Printing df.info() returns the following:

<class 'pandas.core.frame.DataFrame'>
MultiIndex: 65981 entries, (1, 2016-10-26 14:35:15) to (19, 2016-11-07 11:27:14)
Data columns (total 2 columns):
Building ID    65981 non-null int64
Reading        65981 non-null float64
dtypes: float64(1), int64(1)
memory usage: 1.5+ MB
None

Any tip on what may be causing the error?

EDIT

I inadvertently truncated my code, thus leaving it pointless in its current form. The original code resamples values into 15-minutes and 1-hour intervals.

with:

units = ['D1','D3','D6','D10']
unit_output_path = './' + unit + '/'

the loop does:

for s in SensorList:

    ## Slice multi-index to isolate all readings for sensor s
    df1 = df_mi.xs(s, level='Sensor ID')
    df1.drop('Building ID', axis=1, inplace=True)

    ## Resample by 15min and 1hr intervals and exports individual csv files
    df1_15min = df1.resample('15Min').mean().round(1)
    df1_hr = df1.resample('60Min').mean().round(1)

Traceback:

File "D:\AN6478\AN6478_POE_ABo.py", line 52, in <module>
    df1 = df_mi.xs(s, level='Sensor ID')
  File "C:\Program Files\Anaconda3\lib\site-packages\pandas\core\generic.py", line 1736, in xs
    setattr(result, result._get_axis_name(axis), new_ax)
  File "C:\Program Files\Anaconda3\lib\site-packages\pandas\core\generic.py", line 2685, in __setattr__
    return object.__setattr__(self, name, value)
  File "pandas\src\properties.pyx", line 65, in pandas.lib.AxisProperty.__set__ (pandas\lib.c:44748)
  File "C:\Program Files\Anaconda3\lib\site-packages\pandas\core\generic.py", line 428, in _set_axis
    self._data.set_axis(axis, labels)
  File "C:\Program Files\Anaconda3\lib\site-packages\pandas\core\internals.py", line 2635, in set_axis
    (old_len, new_len))
ValueError: Length mismatch: Expected axis has 19562 elements, new values have 16874 elements

Solution

  • I can't tell you why exactly df1 = df_mi.xs(s, level='Sensor ID') raises the ValueError here. Where does df_mi come from?

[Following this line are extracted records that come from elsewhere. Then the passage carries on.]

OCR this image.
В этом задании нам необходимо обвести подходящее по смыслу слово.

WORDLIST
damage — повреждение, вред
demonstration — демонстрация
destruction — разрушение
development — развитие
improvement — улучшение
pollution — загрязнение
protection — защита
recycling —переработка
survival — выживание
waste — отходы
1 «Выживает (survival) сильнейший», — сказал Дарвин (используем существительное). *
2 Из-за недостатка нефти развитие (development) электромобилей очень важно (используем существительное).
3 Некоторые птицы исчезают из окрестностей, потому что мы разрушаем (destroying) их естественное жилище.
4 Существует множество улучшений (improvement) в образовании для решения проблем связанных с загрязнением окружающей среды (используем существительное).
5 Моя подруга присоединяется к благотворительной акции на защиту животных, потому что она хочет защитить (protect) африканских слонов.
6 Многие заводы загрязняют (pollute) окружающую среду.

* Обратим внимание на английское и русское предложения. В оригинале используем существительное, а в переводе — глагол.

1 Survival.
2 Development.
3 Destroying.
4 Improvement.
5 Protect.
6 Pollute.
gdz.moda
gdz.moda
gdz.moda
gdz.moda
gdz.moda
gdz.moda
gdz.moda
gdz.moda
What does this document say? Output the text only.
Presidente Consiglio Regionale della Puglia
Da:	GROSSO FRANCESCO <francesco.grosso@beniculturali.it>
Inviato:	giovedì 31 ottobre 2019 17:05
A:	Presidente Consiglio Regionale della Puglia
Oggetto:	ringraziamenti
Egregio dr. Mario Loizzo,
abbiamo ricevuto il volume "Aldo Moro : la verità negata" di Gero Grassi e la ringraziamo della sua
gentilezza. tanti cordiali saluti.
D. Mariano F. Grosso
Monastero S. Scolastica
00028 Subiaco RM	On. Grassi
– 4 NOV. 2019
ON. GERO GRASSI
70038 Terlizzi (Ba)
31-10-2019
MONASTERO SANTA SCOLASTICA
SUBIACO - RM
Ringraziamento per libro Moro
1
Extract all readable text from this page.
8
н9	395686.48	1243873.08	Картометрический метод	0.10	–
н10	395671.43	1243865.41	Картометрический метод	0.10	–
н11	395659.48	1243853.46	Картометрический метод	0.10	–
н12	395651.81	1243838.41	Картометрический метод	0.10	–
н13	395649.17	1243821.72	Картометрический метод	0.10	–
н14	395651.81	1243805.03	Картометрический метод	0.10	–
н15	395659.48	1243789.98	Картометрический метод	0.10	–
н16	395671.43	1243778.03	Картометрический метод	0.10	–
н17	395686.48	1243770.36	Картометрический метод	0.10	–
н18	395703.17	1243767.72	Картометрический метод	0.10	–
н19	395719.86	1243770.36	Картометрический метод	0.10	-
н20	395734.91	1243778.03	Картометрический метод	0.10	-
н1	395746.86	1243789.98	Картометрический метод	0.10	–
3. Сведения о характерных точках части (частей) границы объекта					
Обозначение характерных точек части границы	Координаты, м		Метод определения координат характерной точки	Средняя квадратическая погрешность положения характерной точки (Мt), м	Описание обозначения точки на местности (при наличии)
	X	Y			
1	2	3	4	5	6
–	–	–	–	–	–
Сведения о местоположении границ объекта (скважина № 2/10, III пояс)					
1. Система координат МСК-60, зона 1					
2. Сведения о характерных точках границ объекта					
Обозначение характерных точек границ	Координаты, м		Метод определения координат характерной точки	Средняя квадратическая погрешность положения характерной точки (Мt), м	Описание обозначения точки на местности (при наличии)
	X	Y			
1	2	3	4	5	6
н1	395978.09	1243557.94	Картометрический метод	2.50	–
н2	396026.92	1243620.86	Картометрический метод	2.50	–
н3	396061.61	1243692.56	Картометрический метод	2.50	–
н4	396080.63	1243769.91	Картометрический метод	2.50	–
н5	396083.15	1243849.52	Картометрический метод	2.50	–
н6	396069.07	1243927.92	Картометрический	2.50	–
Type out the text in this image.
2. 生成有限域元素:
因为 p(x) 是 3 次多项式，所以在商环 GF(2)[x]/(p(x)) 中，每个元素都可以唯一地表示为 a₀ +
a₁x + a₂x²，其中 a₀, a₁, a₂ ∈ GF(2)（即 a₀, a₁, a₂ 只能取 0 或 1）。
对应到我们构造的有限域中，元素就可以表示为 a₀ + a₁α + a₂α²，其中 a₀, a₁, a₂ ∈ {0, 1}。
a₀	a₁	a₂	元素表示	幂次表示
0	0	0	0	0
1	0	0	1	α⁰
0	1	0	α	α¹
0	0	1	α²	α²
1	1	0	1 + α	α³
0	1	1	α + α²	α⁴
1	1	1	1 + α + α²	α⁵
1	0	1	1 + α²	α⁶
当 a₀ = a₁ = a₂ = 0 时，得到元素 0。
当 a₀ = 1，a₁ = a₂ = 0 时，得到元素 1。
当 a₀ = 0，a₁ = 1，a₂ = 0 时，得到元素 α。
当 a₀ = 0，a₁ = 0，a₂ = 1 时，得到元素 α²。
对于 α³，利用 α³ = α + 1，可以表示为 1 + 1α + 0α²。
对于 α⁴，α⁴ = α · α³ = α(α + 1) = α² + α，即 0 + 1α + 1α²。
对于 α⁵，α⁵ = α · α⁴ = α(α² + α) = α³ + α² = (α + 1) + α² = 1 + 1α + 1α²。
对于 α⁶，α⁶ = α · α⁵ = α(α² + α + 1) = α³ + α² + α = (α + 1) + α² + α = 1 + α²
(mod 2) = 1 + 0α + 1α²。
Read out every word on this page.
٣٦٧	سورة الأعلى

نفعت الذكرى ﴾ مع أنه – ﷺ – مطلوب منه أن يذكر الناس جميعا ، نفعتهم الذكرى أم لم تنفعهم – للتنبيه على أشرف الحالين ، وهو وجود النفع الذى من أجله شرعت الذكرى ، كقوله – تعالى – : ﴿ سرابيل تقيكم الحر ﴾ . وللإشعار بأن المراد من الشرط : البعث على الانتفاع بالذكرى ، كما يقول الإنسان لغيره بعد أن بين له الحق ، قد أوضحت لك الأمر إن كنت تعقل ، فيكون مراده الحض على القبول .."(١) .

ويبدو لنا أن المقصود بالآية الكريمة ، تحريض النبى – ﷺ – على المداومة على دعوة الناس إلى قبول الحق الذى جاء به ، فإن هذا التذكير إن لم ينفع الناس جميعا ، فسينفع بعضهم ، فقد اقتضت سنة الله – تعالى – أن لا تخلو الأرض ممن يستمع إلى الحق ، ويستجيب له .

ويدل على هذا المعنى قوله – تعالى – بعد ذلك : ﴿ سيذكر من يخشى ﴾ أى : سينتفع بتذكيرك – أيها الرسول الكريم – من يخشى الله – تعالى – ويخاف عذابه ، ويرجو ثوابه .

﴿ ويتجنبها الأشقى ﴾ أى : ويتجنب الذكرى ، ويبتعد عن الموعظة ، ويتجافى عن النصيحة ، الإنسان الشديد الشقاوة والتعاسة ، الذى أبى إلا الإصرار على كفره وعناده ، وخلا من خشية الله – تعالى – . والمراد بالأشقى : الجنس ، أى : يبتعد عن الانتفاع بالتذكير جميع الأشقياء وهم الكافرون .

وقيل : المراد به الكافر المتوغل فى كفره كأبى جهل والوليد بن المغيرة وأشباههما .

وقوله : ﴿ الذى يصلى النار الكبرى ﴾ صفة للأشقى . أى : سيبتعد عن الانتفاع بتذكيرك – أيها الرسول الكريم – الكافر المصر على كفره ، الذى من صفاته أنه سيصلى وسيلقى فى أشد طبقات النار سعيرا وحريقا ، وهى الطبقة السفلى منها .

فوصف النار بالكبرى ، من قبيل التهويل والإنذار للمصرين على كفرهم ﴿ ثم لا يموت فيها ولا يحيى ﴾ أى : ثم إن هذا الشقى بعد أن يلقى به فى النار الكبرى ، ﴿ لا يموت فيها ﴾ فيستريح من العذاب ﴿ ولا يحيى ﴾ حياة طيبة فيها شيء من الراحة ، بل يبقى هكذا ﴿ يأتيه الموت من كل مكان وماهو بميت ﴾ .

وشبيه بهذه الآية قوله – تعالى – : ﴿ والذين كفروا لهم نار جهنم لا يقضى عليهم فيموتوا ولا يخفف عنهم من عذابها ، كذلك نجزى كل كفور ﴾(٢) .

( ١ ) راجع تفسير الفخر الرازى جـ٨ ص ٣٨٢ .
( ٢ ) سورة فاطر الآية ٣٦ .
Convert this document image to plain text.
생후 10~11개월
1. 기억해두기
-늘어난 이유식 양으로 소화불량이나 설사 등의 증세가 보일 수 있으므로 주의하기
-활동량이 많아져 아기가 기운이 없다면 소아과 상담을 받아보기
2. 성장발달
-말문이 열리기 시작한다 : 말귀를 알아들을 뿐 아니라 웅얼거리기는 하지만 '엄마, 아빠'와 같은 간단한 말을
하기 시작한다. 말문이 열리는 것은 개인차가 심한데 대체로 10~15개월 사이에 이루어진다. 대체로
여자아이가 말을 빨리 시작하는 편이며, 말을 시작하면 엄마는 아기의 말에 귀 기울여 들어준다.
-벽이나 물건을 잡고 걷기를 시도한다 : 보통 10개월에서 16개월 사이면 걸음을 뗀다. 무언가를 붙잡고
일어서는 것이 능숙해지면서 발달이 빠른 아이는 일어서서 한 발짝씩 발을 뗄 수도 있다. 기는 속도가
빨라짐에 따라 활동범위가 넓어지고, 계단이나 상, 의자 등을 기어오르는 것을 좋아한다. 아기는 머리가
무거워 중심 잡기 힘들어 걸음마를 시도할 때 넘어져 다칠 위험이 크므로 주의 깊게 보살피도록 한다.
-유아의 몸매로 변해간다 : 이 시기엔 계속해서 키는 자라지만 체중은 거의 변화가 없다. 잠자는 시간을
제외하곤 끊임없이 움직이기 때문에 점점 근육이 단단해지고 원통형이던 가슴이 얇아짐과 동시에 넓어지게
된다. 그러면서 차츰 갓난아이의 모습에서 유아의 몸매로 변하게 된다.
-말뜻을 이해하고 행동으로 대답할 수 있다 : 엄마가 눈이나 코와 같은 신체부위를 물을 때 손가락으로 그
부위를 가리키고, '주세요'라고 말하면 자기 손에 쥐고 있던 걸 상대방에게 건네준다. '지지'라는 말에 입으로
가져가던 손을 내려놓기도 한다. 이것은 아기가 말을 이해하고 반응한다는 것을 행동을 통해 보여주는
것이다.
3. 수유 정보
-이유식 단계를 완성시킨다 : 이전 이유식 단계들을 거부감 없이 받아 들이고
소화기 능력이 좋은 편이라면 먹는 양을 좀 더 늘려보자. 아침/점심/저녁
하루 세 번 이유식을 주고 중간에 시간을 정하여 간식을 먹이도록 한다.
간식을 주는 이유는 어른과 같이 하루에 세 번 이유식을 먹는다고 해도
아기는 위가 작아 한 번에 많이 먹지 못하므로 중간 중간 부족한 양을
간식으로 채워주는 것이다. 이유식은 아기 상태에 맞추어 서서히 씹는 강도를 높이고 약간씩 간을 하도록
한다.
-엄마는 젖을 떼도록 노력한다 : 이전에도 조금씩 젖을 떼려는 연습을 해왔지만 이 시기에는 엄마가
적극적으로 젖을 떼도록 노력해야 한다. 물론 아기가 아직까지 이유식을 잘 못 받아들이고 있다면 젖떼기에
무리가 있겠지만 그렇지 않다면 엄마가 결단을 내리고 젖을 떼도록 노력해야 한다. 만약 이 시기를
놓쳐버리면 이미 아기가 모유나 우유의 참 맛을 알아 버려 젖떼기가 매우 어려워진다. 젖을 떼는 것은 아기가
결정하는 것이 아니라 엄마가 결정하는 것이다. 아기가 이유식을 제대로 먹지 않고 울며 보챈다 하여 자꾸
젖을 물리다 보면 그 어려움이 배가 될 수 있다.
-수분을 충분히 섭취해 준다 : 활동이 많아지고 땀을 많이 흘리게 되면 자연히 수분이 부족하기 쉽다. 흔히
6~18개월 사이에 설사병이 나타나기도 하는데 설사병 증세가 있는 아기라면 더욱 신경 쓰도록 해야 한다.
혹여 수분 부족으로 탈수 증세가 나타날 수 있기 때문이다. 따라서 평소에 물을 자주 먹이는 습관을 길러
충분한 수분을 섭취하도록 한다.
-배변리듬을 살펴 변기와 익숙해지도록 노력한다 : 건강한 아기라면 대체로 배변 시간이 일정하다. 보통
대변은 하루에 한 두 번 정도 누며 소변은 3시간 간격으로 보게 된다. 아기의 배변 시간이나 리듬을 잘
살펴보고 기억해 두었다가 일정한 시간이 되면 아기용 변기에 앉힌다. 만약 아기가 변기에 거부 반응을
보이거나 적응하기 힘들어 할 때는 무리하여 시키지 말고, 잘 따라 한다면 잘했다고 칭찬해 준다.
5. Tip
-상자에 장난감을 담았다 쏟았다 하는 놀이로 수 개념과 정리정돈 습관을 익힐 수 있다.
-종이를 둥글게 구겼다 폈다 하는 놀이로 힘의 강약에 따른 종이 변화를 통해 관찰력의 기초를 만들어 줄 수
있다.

    Here is an alternative using groupby which accomplishes what you want on your given dummy data frame without relying on multiIndex and xs. :

    # reset index to have DatetimeIndex, otherwise resample won't work
    df = df.reset_index(0)
    df.index = pd.to_datetime(df.index)
    
    # create data frame for each sensor, keep relevant "Reading" column
    grouped = df.groupby("Sensor ID")["Reading"]
    
    # iterate each sensor data frame
    for sensor, sub_df in grouped:
        quarterly = sub_df.resample('15Min').mean().round(1)
        hourly = sub_df.resample('60Min').mean().round(1)
    
        # implement your to_csv saving here
    

    Note, you could also use the groupby on the multiIndex with df.groupby(level="Sensor ID"), however since you want to resample later on, it is easier to drop Sensor ID from the multiIndex which simplifies it overall.